Всё что случается, живо пока кто-то это помнит. Так сказал кто-то... Я даже думаю, что всё что случается живо всегда, ведь это помнит то самое ВСЁ! Которое то богом, то миром, то светом называют. Так вот и тот мир, помним как минимум мы двое - я и ВСЁ. Я Семёнова мёртвого не видел, но ВСЁ точно видело, оно запомнит.
Как его не рихтуй, как ни поправляй. Удивление/возмущение.
В столовой завода не звякали алюминиевые ложки, потому, что было уже поздно. В коридоре коммунальной квартиры, одной из немногих что теперь у нас остались (уж не знаю горевать или радоваться), не были слышны шаги нервных людей, даже дома не знавших покоя, потому что ещё рано. Аттракцион «Колесо обозрения» покачивал люльками на ветру. Он, конечно, не покачивал даже, но мне всегда кажется, что покачивает… Ну поскрипывает-то точно. Снежные шапки лежали на крышах этих люлек. Падали комьями иногда.

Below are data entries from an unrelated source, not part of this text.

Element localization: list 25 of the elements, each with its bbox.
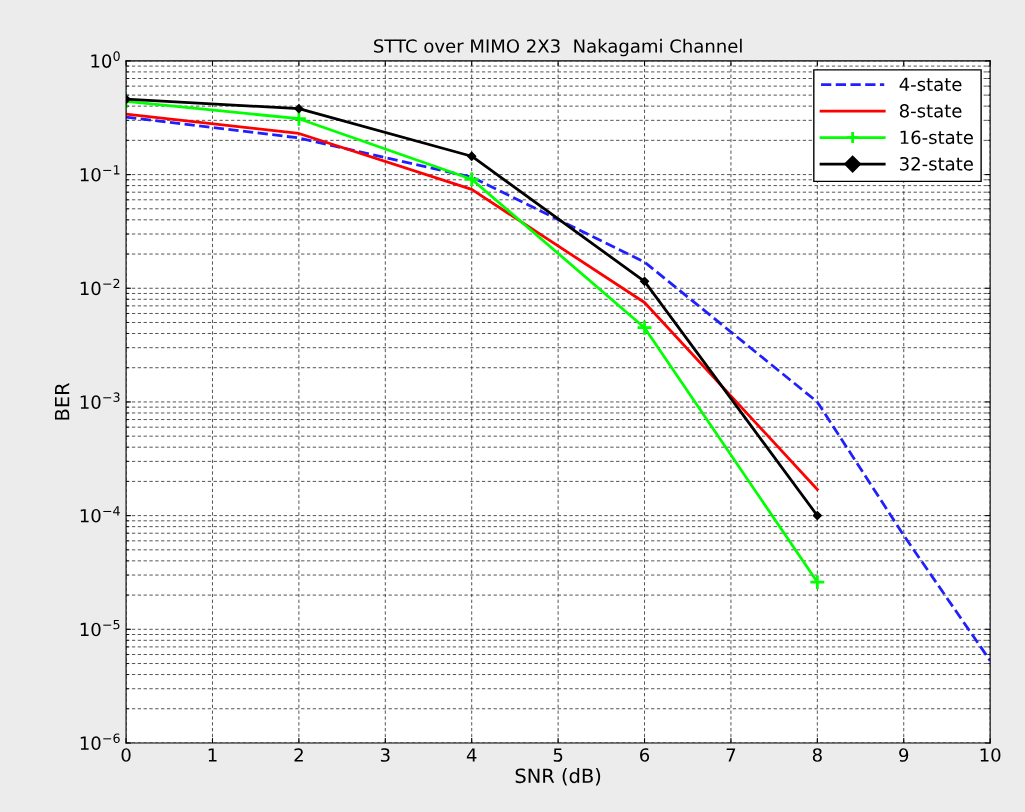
y-tick-label: 10$^{−5}$	[80, 619, 120, 637]
y-tick-label: 10$^{−1}$	[80, 165, 120, 182]
y-tick-label: 10$^{−2}$	[80, 278, 120, 296]
legend-label: 32-state	[900, 156, 973, 171]
chart-title: STTC over MIMO 2X3 Nakagami Channel	[374, 38, 742, 57]
x-tick-label: 7	[726, 748, 736, 762]
legend-label: 16-state	[900, 130, 973, 145]
x-axis-title: SNR (dB)	[515, 768, 601, 786]
x-tick-label: 2	[294, 748, 303, 762]
x-tick-label: 5	[553, 748, 563, 762]
y-tick-label: 10$^{−3}$	[80, 392, 120, 409]
y-tick-label: 10$^{0}$	[91, 51, 120, 68]
x-tick-label: 9	[899, 748, 909, 762]
x-tick-label: 1	[208, 748, 217, 762]
x-tick-label: 10	[980, 748, 1001, 762]
y-axis-title: BER	[55, 382, 70, 420]
legend-label: 4-state	[899, 77, 962, 92]
y-tick-label: 10$^{−4}$	[80, 506, 120, 523]
x-tick-label: 4	[466, 748, 477, 762]
x-tick-label: 0	[121, 748, 131, 762]
x-tick-label: 6	[640, 748, 650, 762]
y-tick-label: 10$^{−6}$	[80, 733, 120, 750]
x-tick-label: 3	[380, 748, 390, 762]
x-tick-label: 8	[812, 748, 822, 762]
legend-label: 8-state	[899, 103, 962, 118]
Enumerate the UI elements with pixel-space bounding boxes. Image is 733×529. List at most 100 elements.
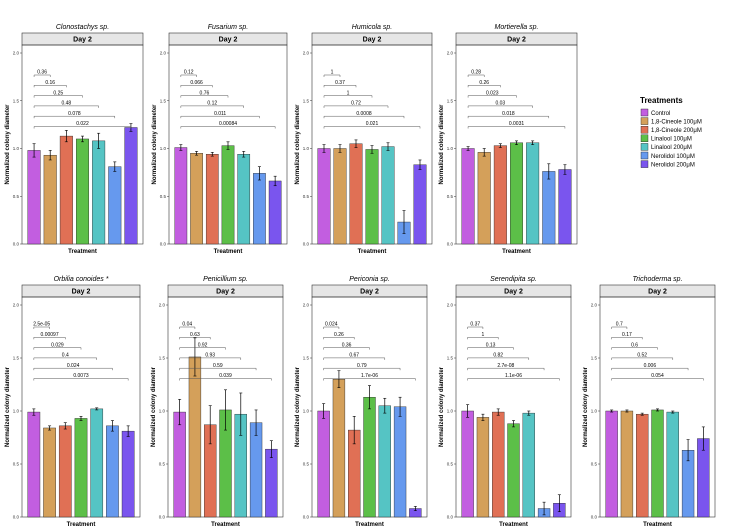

- Отпусти – крикнул женский голос.
- да и пошла ты, сука.
- урод.
Сумка из чёрного кожзаменителя упала в снег. Подняла – отряхнула – жизнь продолжается.
- Оксана! Оксана! – другой женский голос.
Быстрые шаги затихли в глубине района. Окна писали на домах азбуку «Морзе» в пять строчек.
Кто-то кашлял, скрипел снегом, старался идти быстрее. Кто-то пил пиво у киоска.
Машина взвизгнула тормозами перед светофором.
Дорогой Дед Мороз! Пришли мне на Новый Год детство. Я плохо вёл себя в этом году. Но пришли мне детство и до 14 я буду вести себя хорошо. Ну до 12 точно.
Кровь больше не капала. Тело приобретало глубокий синий оттенок и становилось похожим на восковую фигуру. Где-то шла война. Где-то шёл дождь.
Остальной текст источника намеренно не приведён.